Solution: Compute $$\begin{array}{ll} \left\langle \begin{bmatrix} 1 \\ 2 \\ 3 \\ 4 \end{bmatrix}, \begin{bmatrix} -4 \\ -3 \\ 2 \\ 1 \end{bmatrix} \right\rangle &= (1)(-4) + (2)(-3) + (3)(2) + (4)(1) \\ &=-4 - 6 + 6 + 4 \\ &= 0, \end{array}$$ showing the vectors are orthogonal.
Problem 5: Consider the vector space $(\mathbb{P},\langle \cdot,\cdot \rangle)$ where the inner product is given by $$\langle p(x),q(x) \rangle = \displaystyle\int_{-\infty}^{\infty} p(x)q(x)e^{-x^2} dx.$$ It can be shown (via methods of problem 4) that the moments in this inner product space are $$\langle 1,1 \rangle=\sqrt{\pi},$$ $$\langle x,1 \rangle=0,$$ $$\langle x^2,1 \rangle=\dfrac{\sqrt{\pi}}{2},$$ $$\langle x^3,1 \rangle = 0,$$ $$\langle x^4,1 \rangle = \dfrac{3\sqrt{\pi}}{4},$$ $$\langle x^5,1 \rangle = 0,$$ $$\langle x^6,1 \rangle = \dfrac{15\sqrt{\pi}}{8}.$$ Use these moments and the "linear in the first argument" property of inner products (noted here) to compute $\langle 4x^2+3x+9,1\rangle$ and $\langle 32x^5-64x^3+24x,1\rangle$.
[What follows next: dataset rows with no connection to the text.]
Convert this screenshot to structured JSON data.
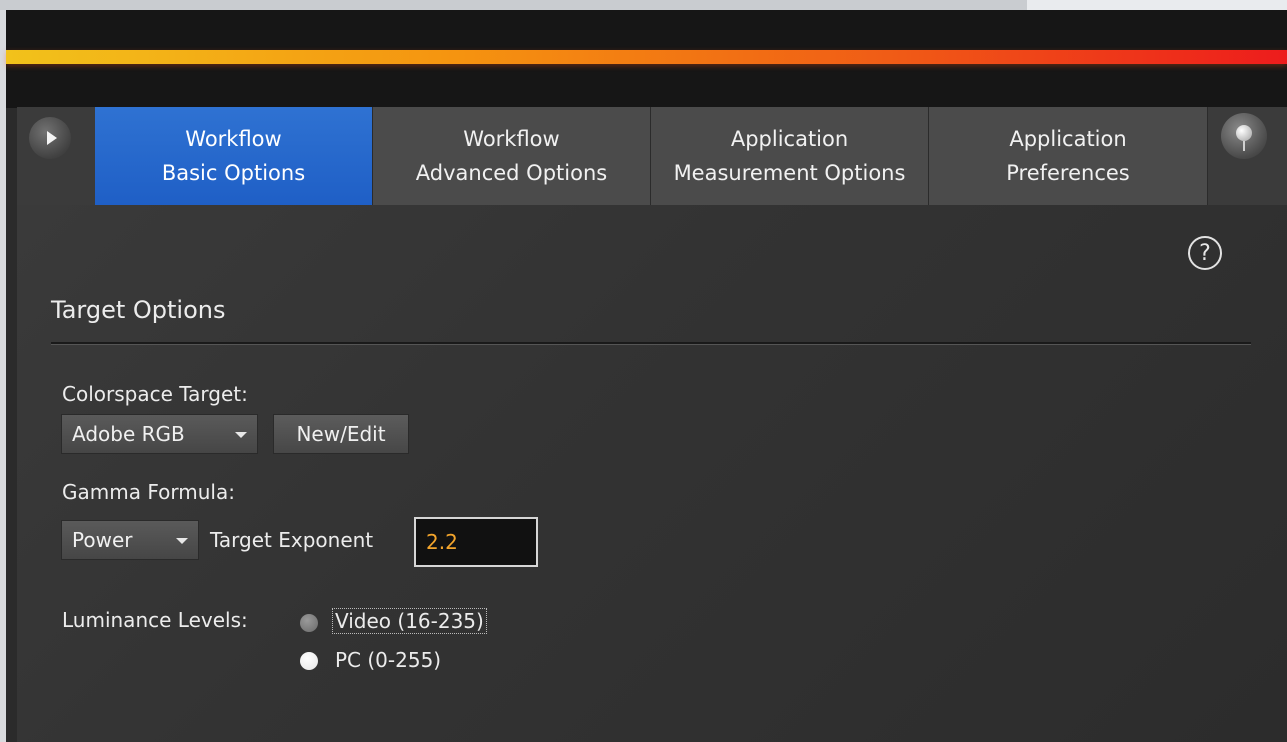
{
  "tabs": [
    {
      "line1": "Workflow",
      "line2": "Basic Options",
      "active": true
    },
    {
      "line1": "Workflow",
      "line2": "Advanced Options",
      "active": false
    },
    {
      "line1": "Application",
      "line2": "Measurement Options",
      "active": false
    },
    {
      "line1": "Application",
      "line2": "Preferences",
      "active": false
    }
  ],
  "help": {
    "glyph": "?"
  },
  "section": {
    "title": "Target Options"
  },
  "colorspace": {
    "label": "Colorspace Target:",
    "selected": "Adobe RGB",
    "new_edit_label": "New/Edit"
  },
  "gamma": {
    "label": "Gamma Formula:",
    "selected": "Power",
    "exponent_label": "Target Exponent",
    "exponent_value": "2.2"
  },
  "luminance": {
    "label": "Luminance Levels:",
    "options": [
      {
        "label": "Video (16-235)",
        "selected": false
      },
      {
        "label": "PC (0-255)",
        "selected": true
      }
    ]
  },
  "colors": {
    "active_tab": "#1f5fc6",
    "stripe_start": "#f2c21b",
    "stripe_end": "#ed1c1c",
    "exponent_text": "#f3a52c"
  }
}
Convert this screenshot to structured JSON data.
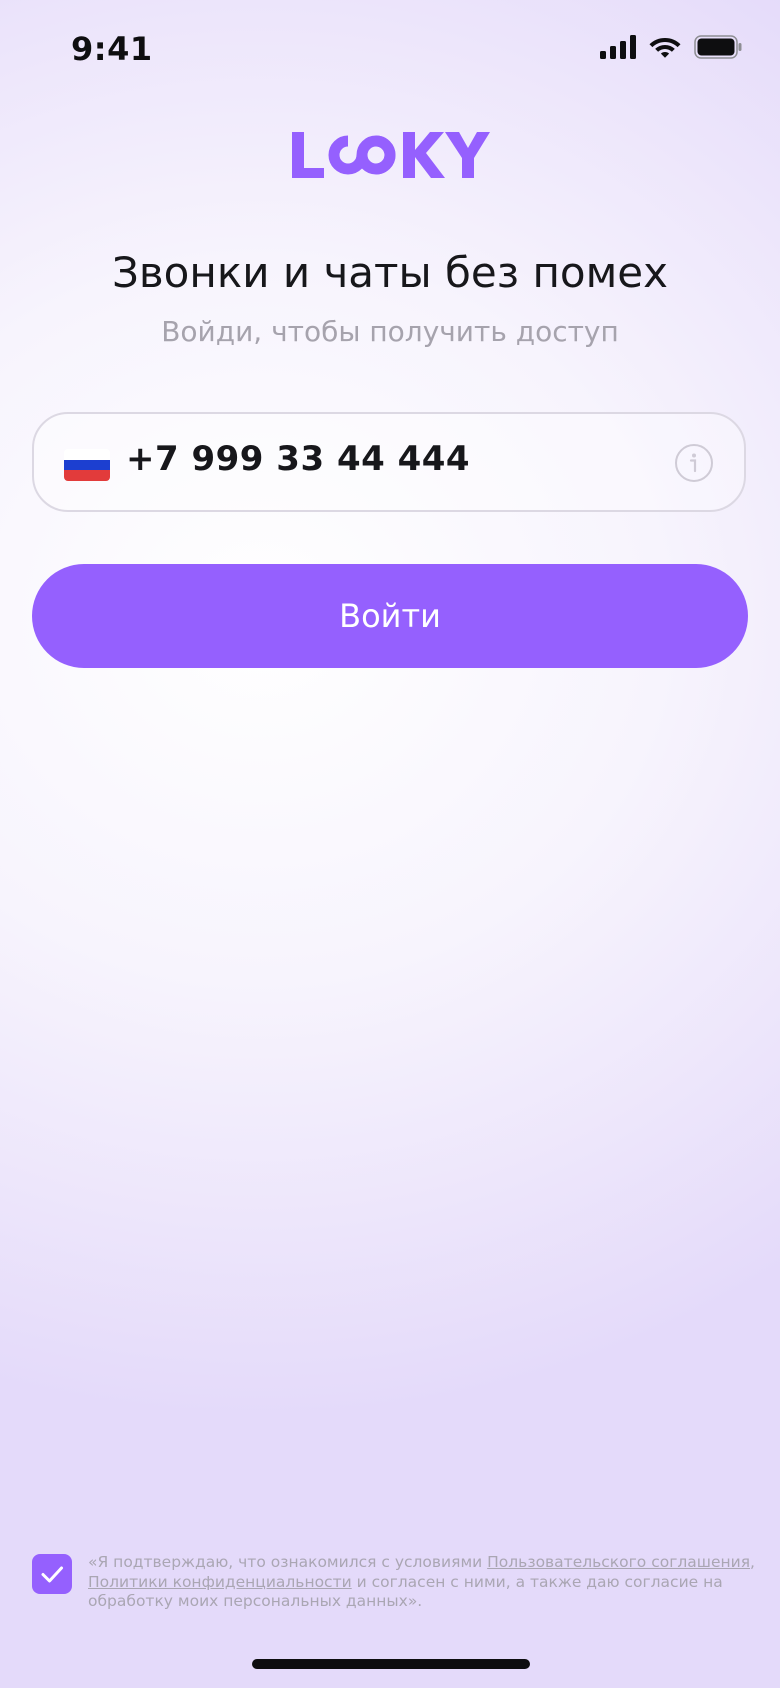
{
  "status_bar": {
    "time": "9:41",
    "icons": [
      "cellular-signal-icon",
      "wifi-icon",
      "battery-icon"
    ]
  },
  "brand": {
    "logo_text": "LOOKY",
    "accent_color": "#9560FE"
  },
  "header": {
    "title": "Звонки и чаты без помех",
    "subtitle": "Войди, чтобы получить доступ"
  },
  "phone_input": {
    "country_flag": "russia-flag-icon",
    "value": "+7 999 33 44 444",
    "info_icon": "info-icon"
  },
  "login_button": {
    "label": "Войти"
  },
  "consent": {
    "checked": true,
    "text_start": "«Я подтверждаю, что ознакомился с условиями ",
    "link_terms": "Пользовательского соглашения",
    "text_comma": ", ",
    "link_privacy": "Политики конфиденциальности",
    "text_end": " и согласен с ними, а также даю согласие на обработку моих персональных данных»."
  }
}
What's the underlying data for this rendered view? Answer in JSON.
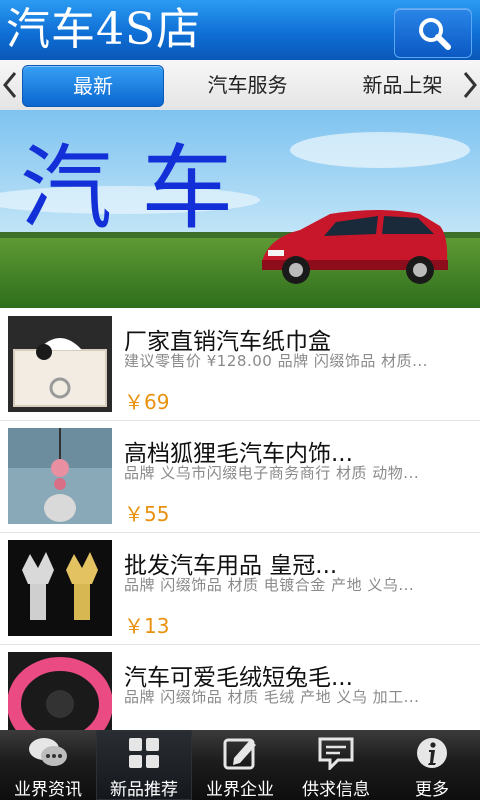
{
  "header": {
    "title": "汽车4S店",
    "search_icon": "search-icon"
  },
  "tabs": {
    "items": [
      "最新",
      "汽车服务",
      "新品上架"
    ],
    "active_index": 0
  },
  "banner": {
    "text": "汽 车"
  },
  "products": [
    {
      "name": "厂家直销汽车纸巾盒",
      "desc": "建议零售价 ¥128.00 品牌 闪缀饰品 材质...",
      "price": "￥69"
    },
    {
      "name": "高档狐狸毛汽车内饰...",
      "desc": "品牌 义乌市闪缀电子商务商行 材质 动物...",
      "price": "￥55"
    },
    {
      "name": "批发汽车用品 皇冠...",
      "desc": "品牌 闪缀饰品 材质 电镀合金 产地 义乌...",
      "price": "￥13"
    },
    {
      "name": "汽车可爱毛绒短兔毛...",
      "desc": "品牌 闪缀饰品 材质 毛绒 产地 义乌 加工...",
      "price": ""
    }
  ],
  "bottom_nav": [
    {
      "label": "业界资讯",
      "icon": "chat-bubbles-icon"
    },
    {
      "label": "新品推荐",
      "icon": "grid-icon"
    },
    {
      "label": "业界企业",
      "icon": "edit-icon"
    },
    {
      "label": "供求信息",
      "icon": "message-icon"
    },
    {
      "label": "更多",
      "icon": "info-icon"
    }
  ],
  "colors": {
    "header_blue": "#0f6fd6",
    "price_orange": "#e8920f",
    "bottom_bar": "#1c1c1c"
  }
}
Solution: Recall that the "linear in the first argument" says that $$\langle \alpha \vec{v} + \beta \vec{u}, \vec{w} \rangle = \alpha \langle \vec{v}, \vec{w} \rangle + \beta \langle \vec{u}, \vec{w} \rangle.$$ Hence we may compute $$\begin{array}{ll} \langle 4x^2+3x+9,1 \rangle &= 4 \langle x^2,1 \rangle + 3 \langle x, 1 \rangle + 9 \langle 1, 1 \rangle \\ &=4 \dfrac{\sqrt{\pi}}{2} + 0 + 9 \sqrt{\pi} \\ &=11 \sqrt{\pi} \end{array}$$ and $$\begin{array}{ll} \langle 32x^5-64x^3+24x,1 \rangle &= 32 \langle x^5,1 \rangle - 64 \langle x^3,1 \rangle + 24 \langle x,1 \rangle \\ &=0 + 0 + 0 \\ &=0. \end{array}$$